In this equation, y_t is the predictive value, B is the backward shift operator, ε_t is the residuals from time series²³,$\Theta_{P}$ and $\theta_{p}$, $\Phi_{Q}$, and $\varphi_{q}$ represent the four parameters in the ARIMA model p, q, P, and Q, respectively. Here, d and D represent the degrees of the seasonal and trend differences, respectively. The ARIMA model parameters p, P, q, Q, and s represent the order of auto-regression, seasonal auto-regression lag, order of moving average, seasonal moving average, and seasonal periodicity, respectively²⁴.

In general, the ARIMA model is defined as ARIMA(p, d, q) (P, D, Q)s. In this study, however, the ARIMA model was expressed as ARIMA(p, d, q) because the daily confirmed COVID-19 cases in the time series were non-seasonal data, and its equation can be written as follows²³:

$$ \theta_{p} (B)(1 - B)^{d} y_{t} = \varphi_{q} (B)\varepsilon_{t} $$

(2)

The construction process of the ARIMA model includes several steps^25,26,27,28. First, the daily confirmed COVID-19 case sequence was plotted to determine whether the time series was stationary. Sequences with non-stationary time series were transformed into stationary sequences using difference and log transformations. Second, the parameters of the ARIMA model were estimated by analyzing auto-correlation and partial auto-correlation function graphs.
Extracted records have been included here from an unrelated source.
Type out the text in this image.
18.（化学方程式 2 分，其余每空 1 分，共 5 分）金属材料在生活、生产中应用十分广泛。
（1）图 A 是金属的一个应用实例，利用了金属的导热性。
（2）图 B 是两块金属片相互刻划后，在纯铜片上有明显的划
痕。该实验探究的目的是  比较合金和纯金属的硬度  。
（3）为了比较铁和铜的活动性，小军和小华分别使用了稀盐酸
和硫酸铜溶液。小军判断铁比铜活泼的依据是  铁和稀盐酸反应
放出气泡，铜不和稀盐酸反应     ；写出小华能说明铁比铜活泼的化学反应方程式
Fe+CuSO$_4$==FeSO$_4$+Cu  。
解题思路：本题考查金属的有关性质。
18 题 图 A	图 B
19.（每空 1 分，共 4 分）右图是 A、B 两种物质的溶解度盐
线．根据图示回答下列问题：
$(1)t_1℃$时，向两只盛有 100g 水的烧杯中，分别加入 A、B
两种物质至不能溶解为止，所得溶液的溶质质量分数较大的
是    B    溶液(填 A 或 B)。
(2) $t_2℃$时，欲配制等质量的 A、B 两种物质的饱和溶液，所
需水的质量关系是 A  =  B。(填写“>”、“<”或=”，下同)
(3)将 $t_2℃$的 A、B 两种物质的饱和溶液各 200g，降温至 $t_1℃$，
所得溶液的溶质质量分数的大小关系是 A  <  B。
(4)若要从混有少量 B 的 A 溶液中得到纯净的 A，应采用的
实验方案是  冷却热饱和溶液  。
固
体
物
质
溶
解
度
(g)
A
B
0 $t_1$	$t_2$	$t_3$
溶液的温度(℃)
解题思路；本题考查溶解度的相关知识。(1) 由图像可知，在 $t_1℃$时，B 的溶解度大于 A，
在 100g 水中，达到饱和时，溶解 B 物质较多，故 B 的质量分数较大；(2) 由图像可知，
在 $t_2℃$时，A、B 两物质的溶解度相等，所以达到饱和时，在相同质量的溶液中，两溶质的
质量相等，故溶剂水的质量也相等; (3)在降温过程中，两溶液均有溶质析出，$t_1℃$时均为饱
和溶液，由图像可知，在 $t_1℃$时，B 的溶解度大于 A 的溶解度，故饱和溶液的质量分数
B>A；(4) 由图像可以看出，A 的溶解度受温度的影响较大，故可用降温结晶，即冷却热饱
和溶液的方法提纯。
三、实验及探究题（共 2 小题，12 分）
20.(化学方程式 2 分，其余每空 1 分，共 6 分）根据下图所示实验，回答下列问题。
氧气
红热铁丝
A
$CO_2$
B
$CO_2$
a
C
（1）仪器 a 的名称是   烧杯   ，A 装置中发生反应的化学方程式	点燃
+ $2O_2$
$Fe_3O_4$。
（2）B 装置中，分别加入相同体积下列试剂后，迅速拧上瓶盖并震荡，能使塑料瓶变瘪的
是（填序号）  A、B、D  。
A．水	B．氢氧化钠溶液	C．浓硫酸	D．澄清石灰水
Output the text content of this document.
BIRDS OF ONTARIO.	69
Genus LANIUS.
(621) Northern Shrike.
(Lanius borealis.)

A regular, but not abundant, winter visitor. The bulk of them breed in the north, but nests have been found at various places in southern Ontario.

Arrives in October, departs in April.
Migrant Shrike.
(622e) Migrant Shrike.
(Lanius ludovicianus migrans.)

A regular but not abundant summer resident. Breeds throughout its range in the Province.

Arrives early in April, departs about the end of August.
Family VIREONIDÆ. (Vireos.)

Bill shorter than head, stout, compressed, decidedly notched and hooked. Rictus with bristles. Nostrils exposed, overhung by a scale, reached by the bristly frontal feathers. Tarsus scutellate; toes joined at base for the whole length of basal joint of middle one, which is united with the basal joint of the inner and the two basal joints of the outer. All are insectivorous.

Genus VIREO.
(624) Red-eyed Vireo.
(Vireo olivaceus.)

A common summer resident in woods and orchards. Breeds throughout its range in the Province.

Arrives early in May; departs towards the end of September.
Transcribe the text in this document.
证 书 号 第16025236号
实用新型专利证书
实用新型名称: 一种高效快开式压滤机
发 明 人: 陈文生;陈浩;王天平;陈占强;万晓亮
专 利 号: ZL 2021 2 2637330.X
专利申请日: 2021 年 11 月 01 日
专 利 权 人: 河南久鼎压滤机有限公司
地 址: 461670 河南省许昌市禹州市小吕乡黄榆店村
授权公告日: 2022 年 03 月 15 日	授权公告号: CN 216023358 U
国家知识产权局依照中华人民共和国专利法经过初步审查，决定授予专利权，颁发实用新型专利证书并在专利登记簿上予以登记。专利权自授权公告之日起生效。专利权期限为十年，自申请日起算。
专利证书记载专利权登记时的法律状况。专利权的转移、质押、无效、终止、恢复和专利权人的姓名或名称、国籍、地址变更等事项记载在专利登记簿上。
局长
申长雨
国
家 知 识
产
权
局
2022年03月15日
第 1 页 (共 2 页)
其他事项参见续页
The parameters p, P, q, and Q were determined using auto-correlation function (ACF) and partial auto-correlation function (PACF) graphs after difference and log transformations. The candidate ARIMA model was determined initially. Third, the ARIMA model diagnosis and evaluation were determined using the Ljung-Box (Q) test and the t-test, respectively. The Ljung-Box (Q) test required that residuals of the daily COVID-19 case time series were white noise (significant level, p > 0.05). A t-test was used to determine whether the parameters of each candidate ARIMA model were significant. The optimum model depends on the maximum R-square value, minimum normalized BIC, and RMSE values, and the residuals are white noise sequences. Bayesian information criterion (BIC) is commonly used for model selection in time series forecasting²⁹. It was developed by Schwarz and is defined as^29,30:

$$ {\text{BIC}} = { - }2\ln (L) + \ln (n)*k $$

(3)

where L is the maximized value of the likelihood function of the model, n is the sample size, and k is the number of parameters estimated by the model. The normalized Bayesian information criterion (BIC) was used to confirm the adequacy of the model³⁰. The smaller the value of the normalized BIC, the more adequate the model fits³⁰.

MLR model

Multiple linear regression model(MLR), an extension of simple linear regression, is used to describe the a linear relationship between multiple independent variables and a single dependent variable³¹. The formula for the MLR model is as given below³².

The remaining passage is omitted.